Northwestern U.S. - 2024
In the summer of 2024, I had time off between gigs and decided to make the most of it with one of my best friends from high school. We set off from our hometown in Southern Indiana and eventually ended up in Seattle—stopping in South Dakota, Montana, Wyoming, Idaho, and Oregon along the way. Inefficiency was the whole point. Call me an anarchist, but I believe every adult should occasionally abandon productivity in favor of whimsy and let a journey unfold with no agenda beyond the experience itself.
The only things I cared about on this trip were keeping my 2003 Jeep Liberty running, watching the stars, admiring old motel signs, and swimming. When we got to the coast, I dropped my friend (a flight attendant!) at the airport and drove back to Indiana solo. At first, I felt pressure to rush the second half of the trip because I was alone. But I ended up savoring every moment. I realized much of my time alone is usually spent managing house and order or worrying incessantly about something. So to have this time to be free-spirited and blissfully unbothered - just me, myself, and I - was a delightful and informative experience.

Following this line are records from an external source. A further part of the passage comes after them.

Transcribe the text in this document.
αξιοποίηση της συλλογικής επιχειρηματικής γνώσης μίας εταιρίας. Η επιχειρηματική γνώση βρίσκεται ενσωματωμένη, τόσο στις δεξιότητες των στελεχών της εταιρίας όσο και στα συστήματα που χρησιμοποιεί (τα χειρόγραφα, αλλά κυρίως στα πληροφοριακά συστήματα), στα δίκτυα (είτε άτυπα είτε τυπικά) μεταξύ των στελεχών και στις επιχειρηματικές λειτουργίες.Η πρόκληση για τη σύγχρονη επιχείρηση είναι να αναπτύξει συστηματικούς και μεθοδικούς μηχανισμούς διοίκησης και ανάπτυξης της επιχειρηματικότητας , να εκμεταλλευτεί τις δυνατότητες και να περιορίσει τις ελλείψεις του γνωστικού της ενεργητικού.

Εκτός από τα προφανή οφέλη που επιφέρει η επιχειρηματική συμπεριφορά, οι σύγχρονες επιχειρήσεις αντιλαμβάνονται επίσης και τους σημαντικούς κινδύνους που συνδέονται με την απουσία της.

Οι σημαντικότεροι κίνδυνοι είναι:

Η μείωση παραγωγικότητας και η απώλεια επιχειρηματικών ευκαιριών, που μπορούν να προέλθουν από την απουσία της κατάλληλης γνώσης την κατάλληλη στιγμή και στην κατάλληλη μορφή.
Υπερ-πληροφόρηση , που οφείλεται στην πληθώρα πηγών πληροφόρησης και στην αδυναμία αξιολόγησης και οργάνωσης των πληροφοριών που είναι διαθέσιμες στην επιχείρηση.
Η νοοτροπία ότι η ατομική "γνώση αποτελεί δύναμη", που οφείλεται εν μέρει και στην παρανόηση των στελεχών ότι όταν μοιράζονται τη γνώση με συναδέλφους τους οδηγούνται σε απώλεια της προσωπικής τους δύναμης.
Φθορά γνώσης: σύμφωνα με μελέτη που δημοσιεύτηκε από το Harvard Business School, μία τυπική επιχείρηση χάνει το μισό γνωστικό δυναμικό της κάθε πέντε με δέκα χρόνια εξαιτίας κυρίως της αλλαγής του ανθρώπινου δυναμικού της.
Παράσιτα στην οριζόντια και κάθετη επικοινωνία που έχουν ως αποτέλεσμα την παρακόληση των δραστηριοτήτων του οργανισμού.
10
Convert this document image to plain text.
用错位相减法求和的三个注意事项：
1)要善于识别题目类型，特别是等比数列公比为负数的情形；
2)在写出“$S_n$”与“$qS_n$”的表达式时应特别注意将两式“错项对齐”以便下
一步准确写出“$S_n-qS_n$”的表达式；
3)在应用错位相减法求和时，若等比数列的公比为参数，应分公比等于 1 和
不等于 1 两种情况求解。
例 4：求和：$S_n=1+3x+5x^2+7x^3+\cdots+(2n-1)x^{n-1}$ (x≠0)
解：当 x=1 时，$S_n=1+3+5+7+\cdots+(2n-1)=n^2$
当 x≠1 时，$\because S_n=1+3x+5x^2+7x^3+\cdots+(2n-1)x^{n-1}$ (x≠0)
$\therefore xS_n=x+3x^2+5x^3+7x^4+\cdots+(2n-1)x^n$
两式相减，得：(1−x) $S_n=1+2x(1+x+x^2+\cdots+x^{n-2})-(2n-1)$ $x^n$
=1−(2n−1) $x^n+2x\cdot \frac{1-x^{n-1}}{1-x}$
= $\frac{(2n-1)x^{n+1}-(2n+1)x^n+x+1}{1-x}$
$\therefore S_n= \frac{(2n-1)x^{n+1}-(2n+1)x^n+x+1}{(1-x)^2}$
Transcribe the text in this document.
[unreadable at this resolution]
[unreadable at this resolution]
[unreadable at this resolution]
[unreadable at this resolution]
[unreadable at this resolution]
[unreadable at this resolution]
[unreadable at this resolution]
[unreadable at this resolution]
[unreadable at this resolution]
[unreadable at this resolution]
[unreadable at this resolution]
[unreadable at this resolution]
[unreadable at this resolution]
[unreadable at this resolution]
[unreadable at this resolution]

Since returning, I keep coming back to this excerpt from Mary Oliver’s poem “The Summer Day.” Maybe it will help me stay lighter between now and the next time I can abandon all reason and obligation:
… I don't know exactly what a prayer is.
I do know how to pay attention, how to fall down
into the grass, how to kneel down in the grass,
how to be idle and blessed, how to stroll through the fields,
which is what I have been doing all day.
Tell me, what else should I have done?
Doesn't everything die at last, and too soon?
Tell me, what is it you plan to do
with your one wild and precious life?